Depression and anxiety are two common mood disorders that are both linked to systemic inflammation. Increased white blood cell (WBC) count and red cell distribution width (RDW) are associated with negative clinical outcomes in a wide variety of pathological conditions. WBC is a non-specific inflammatory marker and RDW is also strongly related to other inflammatory markers. Therefore, we proposed that there might be an association between these hematological inflammatory markers and depression/anxiety symptoms. Objective The primary objective of this study was to examine the association between depression/anxiety symptoms and hematological inflammatory markers including WBC and RDW in a large population-based study. Methods Symptoms of depression and anxiety and a complete blood count (CBC) were measured in 9274 participants (40% males and 60% females) aged 35–65 years, enrolled in a population-based cohort (MASHAD) study in north-eastern Iran. Symptoms of depression and anxiety were evaluated using the Beck Depression and Anxiety Inventories. Results The mean WBC count increased with increasing severity of symptoms of depression and anxiety among men. Male participants with severe depression had significantly higher values of RDW (p<0.001); however, this relationship was less marked among women (p=0.004).
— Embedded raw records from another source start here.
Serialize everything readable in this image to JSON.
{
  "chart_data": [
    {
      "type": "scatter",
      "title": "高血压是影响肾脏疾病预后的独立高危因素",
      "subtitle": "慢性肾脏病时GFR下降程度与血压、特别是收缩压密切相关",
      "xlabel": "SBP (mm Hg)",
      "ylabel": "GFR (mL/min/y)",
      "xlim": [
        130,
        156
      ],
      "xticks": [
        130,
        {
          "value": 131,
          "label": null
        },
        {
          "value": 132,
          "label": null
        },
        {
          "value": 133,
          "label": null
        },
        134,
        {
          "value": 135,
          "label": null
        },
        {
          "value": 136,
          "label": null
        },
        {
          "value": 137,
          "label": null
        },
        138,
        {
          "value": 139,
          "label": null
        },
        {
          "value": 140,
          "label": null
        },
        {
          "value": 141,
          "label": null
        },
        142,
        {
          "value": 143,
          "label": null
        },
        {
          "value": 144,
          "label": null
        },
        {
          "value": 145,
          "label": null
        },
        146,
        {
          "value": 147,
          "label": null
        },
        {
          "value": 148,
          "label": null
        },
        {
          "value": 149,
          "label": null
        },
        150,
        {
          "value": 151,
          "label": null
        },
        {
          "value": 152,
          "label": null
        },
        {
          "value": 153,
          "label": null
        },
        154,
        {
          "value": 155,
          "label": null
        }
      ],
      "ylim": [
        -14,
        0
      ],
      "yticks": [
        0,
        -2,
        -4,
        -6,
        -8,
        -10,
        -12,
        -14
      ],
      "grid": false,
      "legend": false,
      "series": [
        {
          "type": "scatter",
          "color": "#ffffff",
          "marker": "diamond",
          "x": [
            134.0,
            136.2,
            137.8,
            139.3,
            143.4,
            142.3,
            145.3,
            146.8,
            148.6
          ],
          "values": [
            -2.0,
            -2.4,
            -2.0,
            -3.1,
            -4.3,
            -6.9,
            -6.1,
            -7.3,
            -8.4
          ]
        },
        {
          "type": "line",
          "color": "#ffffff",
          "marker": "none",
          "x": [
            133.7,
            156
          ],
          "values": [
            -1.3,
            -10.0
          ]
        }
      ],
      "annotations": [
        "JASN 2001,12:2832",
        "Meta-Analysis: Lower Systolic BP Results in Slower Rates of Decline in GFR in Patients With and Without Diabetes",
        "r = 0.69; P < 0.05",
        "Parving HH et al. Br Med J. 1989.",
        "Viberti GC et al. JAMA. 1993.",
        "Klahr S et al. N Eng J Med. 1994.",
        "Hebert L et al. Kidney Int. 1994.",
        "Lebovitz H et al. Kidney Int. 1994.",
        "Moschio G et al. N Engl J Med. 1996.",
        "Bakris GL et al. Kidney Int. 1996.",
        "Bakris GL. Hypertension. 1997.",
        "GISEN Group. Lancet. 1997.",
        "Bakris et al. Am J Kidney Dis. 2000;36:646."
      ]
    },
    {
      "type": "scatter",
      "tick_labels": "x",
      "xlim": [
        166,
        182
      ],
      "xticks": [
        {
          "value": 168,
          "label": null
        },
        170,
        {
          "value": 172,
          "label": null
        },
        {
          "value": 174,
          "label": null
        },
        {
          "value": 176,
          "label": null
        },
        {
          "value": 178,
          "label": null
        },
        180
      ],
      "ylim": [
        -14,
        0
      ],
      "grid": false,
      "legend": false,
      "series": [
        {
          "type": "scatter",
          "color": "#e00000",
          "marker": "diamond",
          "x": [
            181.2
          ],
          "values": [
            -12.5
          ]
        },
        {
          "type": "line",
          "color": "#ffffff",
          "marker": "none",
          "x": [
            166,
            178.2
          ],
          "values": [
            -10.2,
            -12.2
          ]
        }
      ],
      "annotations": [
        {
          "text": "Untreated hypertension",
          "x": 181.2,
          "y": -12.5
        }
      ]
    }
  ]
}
In addition, men (but not women) with severe anxiety symptoms had significantly higher values of RDW (p<0.001). Moreover, there was a negative association between red blood cell (RBC) and mean corpuscular hemoglobin (MCH) and symptoms of depression/anxiety. Conclusion Our results suggest that higher depression and anxiety scores are associated with an enhanced inflammatory state, as assessed by higher hematological inflammatory markers including WBC and RDW, even after adjusting for potential confounders.